Wir erwachen, schauen uns um. Delian von Wiedbrück ist aufgetaucht und hat uns, sowie die drei geretteten Dörfler aus dem Turm zurück in den Tsatempel gebracht. Nach ihm war der Keller des Turmes leer, bis auf die vergangenen Leichen von Liscom und der Ritualopfer. Den Kopf des Schwarzmagiers hatte er geborgen. Er ist erleichtert, als er vom Tot Korobars erfährt.
Aurelia setzt ein Schreiben für die Inquisition auf, damit sie schon einmal informiert ist und bittet Delian, voraus zu reiten und das Schreiben zu überbringen.
Unsere Kleidung und unsere Ausrüstung sind vollständig zerstört und gibt einen letzten Hinweis darauf, was hier passiert ist. Liscom hat dem Ort 500 Jahre gestohlen, um mit diesen Borbarad durch die Zeit ins Jetzt zu bringen. Wir schaffen uns einen notdürftigen Ersatz für Kleidung aus den Dingen, die wir hier finden, dann danken wir Tsa für ihren Beistand.
Wir fühlen uns alt, schwer, sind am Rande unserer Belastbarkeit und mein Haar ist jetzt strahlend weiß, nicht das Grau des Alters.
Wir durchsuchen den Tempel und nehmen alles mit, was einen Hinweis auf die Ereignisse hier gibt:
- Codex Saruis in Zelemja verfasst
- Die fünf arkanen Kapitel Hrangar betreffend
- Liber Zhamoricam per Satinav in Zelemja verfasst
- Das Tagebuch der Geweihten
- Ein Heft mit Übersetzungstabellen echsischer Zeichen
- Ein Buch von Bastan Munter: Heimatland, fremdes Land
- Eine schlechte tulamidische Abschrift der Fasarer Orakelsprüche, vermutlich jene Seiten, die Liscom gestohlen hat
Nota Scienta: Fasarer Orakelsprüche
Dann untersuchen wir den Turm.
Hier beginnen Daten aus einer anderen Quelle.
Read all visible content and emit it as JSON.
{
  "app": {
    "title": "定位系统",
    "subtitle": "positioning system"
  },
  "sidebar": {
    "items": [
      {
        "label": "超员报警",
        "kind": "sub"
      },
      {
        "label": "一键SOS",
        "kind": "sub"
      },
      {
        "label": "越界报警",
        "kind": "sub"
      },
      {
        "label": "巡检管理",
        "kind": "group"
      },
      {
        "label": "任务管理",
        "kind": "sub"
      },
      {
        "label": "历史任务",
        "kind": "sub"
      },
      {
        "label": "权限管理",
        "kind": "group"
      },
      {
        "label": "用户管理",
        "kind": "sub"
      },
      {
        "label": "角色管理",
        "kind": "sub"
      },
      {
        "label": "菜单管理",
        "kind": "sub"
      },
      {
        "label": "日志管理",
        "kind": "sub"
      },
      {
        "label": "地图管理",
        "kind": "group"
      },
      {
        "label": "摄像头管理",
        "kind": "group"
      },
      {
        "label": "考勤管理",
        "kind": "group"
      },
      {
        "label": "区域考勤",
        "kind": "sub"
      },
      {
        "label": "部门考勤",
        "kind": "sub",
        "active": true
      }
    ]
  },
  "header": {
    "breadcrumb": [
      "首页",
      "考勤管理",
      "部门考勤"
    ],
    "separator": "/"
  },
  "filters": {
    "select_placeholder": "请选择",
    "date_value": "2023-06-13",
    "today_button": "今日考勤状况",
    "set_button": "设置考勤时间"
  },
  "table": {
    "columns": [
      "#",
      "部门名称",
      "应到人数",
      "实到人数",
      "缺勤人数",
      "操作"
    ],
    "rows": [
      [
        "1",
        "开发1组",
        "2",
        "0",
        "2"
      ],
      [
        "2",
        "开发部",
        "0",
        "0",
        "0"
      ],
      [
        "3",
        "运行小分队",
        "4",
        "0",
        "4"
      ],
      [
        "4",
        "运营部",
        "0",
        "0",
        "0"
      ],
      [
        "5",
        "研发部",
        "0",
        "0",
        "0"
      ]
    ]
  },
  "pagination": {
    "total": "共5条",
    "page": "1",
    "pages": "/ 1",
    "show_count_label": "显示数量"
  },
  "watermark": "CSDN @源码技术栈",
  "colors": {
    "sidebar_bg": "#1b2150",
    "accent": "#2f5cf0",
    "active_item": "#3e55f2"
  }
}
Im ersten Stock können wir ein Fernrohr und einige Goldmünzen bergen. Im Keller sind noch die Elfenbein-Figürchen einer Hornechse und Satinavs. Beide sind nicht magisch, trotzdem nehme ich sie mit. Der Ritualraum ist leer, man kann aber immer noch magische Restspuren erkennen, es war ein unglaublich mächtiges Ritual. Die Analyse der Restspuren zeigt nichts Neues. Die drei magischen Linien, die sich hier kreuzen, sind immer noch vorhanden.
Außerhalb des Turmes finden wir den Schädel Liscoms, wo ihn Delian deponiert hatte. Auch der Schädel zeigt eine magische Reststrahlung, hauptsächlich dämonisch/blutmagisch. Aber die leere Augenhöhle zeigt eine Merkwürdigkeit: grob gildenmagisch, vermutlich alt und tulamidisch, mit einer Hellsicht-Komponente.
Da es bereits Abend ist, übernachten wir noch einmal im Tempel.
Dort, wo einst mein linkes Auge war, breitet sich ein Schmerz aus, es brennt und fühlt sich entzündet an. Und Zwerge hämmern in meinem Kopf.